Monday, August 21, 2006

Recent Happenings

Well, I’ve been delinquent. Part of it is that my DSL has been giving me fits and I am in fact switching to a different provider this week, and part of it is that there really hasn’t been much happening. Lots of sound and fury about stem cell research in general still, but very little concrete action. No new good research. A few things are of interest in the human affairs side of it:

In the “whatever happened to…” category, Hwang Woo-suk is back in a lab doing animal research. He lost his license to work with human cells, but can still carry on with animals, provided that he does it at his own expense. No more funding for him! His reputation is so shot that he is widely expected never to publish again, so I don’t know what he’ll do with the outcomes of his research. Apparently he is doing work with organ regeneration in pigs.
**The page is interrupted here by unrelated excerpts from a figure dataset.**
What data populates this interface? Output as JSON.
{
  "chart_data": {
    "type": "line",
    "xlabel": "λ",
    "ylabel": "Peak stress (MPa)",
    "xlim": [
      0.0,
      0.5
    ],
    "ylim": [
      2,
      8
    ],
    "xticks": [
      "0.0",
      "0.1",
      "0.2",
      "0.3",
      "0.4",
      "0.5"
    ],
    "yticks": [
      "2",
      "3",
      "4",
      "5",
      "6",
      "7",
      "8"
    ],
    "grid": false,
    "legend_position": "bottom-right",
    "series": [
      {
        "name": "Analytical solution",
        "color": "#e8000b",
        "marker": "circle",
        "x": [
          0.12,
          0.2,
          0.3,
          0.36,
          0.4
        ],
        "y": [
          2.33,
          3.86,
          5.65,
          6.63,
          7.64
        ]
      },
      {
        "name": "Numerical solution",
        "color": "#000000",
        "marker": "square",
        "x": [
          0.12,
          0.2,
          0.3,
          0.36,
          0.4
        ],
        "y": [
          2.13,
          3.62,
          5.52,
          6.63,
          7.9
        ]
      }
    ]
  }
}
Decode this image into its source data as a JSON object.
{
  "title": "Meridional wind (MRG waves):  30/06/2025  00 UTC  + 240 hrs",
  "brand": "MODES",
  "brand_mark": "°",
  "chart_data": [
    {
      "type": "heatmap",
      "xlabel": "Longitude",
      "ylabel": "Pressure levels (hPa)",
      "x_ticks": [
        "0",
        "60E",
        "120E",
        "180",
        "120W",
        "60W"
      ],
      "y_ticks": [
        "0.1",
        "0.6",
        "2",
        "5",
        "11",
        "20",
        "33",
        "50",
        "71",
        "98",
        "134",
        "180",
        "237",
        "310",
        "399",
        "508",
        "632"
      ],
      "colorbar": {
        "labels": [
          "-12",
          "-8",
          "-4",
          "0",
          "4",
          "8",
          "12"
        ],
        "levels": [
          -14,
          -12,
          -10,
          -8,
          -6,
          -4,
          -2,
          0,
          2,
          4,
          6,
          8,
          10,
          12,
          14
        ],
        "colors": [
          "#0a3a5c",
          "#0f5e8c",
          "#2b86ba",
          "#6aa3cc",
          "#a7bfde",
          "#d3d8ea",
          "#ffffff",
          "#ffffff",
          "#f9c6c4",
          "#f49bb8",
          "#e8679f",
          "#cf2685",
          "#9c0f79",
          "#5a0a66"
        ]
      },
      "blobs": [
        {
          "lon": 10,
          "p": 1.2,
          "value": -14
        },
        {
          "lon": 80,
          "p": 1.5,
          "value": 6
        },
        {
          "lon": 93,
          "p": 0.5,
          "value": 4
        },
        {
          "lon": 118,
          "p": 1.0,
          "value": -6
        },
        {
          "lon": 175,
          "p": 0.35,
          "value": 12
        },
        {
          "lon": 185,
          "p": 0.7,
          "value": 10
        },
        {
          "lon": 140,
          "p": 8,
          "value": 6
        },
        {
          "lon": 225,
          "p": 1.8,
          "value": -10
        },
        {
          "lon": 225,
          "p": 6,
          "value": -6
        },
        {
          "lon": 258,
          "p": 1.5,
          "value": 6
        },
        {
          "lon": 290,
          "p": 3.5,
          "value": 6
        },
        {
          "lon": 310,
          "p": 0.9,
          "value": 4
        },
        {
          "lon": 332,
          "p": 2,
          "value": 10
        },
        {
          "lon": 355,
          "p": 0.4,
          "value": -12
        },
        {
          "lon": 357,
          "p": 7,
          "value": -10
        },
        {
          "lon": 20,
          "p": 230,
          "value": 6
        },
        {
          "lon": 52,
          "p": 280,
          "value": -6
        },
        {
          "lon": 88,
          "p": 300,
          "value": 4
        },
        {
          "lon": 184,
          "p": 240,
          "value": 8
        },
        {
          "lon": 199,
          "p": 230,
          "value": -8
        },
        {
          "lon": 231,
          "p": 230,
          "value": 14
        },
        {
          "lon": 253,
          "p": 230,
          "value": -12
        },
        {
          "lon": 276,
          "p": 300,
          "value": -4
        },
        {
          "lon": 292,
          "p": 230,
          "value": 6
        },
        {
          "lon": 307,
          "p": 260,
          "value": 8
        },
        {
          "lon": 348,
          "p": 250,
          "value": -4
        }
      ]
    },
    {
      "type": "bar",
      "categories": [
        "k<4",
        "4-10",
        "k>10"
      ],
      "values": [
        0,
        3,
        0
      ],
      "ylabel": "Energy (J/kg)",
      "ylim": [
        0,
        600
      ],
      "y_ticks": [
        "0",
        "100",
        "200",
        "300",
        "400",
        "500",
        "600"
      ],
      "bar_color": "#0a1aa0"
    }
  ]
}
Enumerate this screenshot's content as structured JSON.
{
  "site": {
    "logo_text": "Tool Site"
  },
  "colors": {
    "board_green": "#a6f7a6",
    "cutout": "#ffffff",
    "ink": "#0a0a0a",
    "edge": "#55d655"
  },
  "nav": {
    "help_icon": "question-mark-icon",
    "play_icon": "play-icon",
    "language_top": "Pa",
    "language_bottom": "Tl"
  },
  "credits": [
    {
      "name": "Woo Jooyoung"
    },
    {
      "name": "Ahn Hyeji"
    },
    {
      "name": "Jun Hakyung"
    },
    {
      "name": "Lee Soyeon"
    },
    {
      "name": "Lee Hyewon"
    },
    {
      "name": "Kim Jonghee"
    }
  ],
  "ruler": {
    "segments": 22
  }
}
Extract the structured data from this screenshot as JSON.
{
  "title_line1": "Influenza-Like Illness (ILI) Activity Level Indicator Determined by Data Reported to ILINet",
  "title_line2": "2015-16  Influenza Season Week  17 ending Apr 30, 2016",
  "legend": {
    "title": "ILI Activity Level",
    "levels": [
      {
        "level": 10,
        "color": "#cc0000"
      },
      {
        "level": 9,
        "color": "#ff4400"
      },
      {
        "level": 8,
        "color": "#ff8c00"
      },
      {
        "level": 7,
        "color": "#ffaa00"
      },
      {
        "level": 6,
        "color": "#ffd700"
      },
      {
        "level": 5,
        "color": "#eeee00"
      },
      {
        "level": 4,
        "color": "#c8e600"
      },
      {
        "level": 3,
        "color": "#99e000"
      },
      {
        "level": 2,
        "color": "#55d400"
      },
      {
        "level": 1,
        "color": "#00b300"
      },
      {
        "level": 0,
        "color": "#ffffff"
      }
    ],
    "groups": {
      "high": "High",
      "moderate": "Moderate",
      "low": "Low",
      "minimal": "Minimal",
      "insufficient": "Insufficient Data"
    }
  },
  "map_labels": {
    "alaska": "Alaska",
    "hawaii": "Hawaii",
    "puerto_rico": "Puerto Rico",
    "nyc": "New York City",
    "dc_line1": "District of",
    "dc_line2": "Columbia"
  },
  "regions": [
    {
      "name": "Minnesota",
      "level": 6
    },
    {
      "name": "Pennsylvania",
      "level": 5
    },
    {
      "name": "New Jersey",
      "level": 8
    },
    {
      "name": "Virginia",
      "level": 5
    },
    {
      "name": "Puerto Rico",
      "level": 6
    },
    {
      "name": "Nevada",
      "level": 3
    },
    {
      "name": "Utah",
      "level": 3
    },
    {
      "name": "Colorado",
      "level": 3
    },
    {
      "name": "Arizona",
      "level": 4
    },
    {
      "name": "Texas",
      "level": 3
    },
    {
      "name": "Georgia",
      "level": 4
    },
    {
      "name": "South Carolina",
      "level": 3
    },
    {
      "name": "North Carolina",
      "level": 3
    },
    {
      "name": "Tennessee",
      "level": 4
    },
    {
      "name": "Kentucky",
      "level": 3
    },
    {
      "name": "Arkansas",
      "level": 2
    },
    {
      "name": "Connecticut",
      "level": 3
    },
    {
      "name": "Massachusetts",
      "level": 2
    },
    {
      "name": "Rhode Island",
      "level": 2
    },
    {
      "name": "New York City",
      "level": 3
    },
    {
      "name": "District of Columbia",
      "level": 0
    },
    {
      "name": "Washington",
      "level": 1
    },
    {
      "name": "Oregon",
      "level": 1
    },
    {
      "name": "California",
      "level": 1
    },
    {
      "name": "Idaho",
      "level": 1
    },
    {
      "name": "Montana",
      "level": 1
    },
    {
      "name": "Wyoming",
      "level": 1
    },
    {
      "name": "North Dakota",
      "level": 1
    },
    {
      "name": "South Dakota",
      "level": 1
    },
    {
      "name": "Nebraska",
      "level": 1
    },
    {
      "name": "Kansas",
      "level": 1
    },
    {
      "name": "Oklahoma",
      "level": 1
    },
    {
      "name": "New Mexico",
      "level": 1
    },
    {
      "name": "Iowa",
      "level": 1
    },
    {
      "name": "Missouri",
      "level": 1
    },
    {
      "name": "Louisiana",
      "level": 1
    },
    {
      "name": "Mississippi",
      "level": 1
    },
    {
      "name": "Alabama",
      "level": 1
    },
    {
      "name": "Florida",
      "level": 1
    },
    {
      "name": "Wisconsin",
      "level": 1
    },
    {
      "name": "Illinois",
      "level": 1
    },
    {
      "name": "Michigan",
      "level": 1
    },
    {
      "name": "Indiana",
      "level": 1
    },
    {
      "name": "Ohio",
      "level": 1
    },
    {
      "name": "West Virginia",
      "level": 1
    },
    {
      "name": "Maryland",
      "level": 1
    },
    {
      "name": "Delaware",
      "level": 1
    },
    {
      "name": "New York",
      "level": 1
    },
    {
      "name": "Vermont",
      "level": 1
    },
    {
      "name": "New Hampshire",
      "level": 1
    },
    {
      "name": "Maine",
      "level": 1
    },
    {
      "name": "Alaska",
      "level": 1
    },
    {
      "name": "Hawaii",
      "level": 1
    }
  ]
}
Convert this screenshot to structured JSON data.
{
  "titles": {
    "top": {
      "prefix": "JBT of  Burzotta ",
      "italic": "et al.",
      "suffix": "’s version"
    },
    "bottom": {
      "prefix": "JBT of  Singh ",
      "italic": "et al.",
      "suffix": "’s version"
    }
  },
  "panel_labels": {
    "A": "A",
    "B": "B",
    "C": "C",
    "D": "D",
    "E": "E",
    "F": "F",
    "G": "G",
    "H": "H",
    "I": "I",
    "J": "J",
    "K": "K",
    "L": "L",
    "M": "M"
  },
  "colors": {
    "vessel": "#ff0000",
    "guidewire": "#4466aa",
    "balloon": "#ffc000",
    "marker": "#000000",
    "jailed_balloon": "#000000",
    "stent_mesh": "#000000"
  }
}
Read all about it on The Hindu and in Chosun Ilbo.

Other news has to do with funding for stem cell research in Illinois. This has been somewhat controversial, as $10 million was shifted by the governor from a line item for “scientific research” in the budget specifically to stem cell research without legislative approval. Now, some of the grant money is being distributed. The Belleville News-Democrat reported last week that the first $5 million in grant money has been disbursed; the 7 researchers are located at the University of Illinois College of Medicine in Peoria, Southern Illinois University, and both the Chicago and Champaign-Urbana campuses of the U of Illinois. The newspaper of SIU, The Southern, also has a story, most of which focuses on the issue regarding the source of the funds. I have to say that, while I am glad the research is going ahead, it does seem like it was somewhat of an underhanded way to do it and I don’t think these decisions should be made by executive fiat. I don’t completely absolve the Legislature—they could have asked what “scientific research” meant and refused to approve it that generally—but I don’t think Gov. Blagojevich is setting a good precedent for a reasoned discussion of the issues.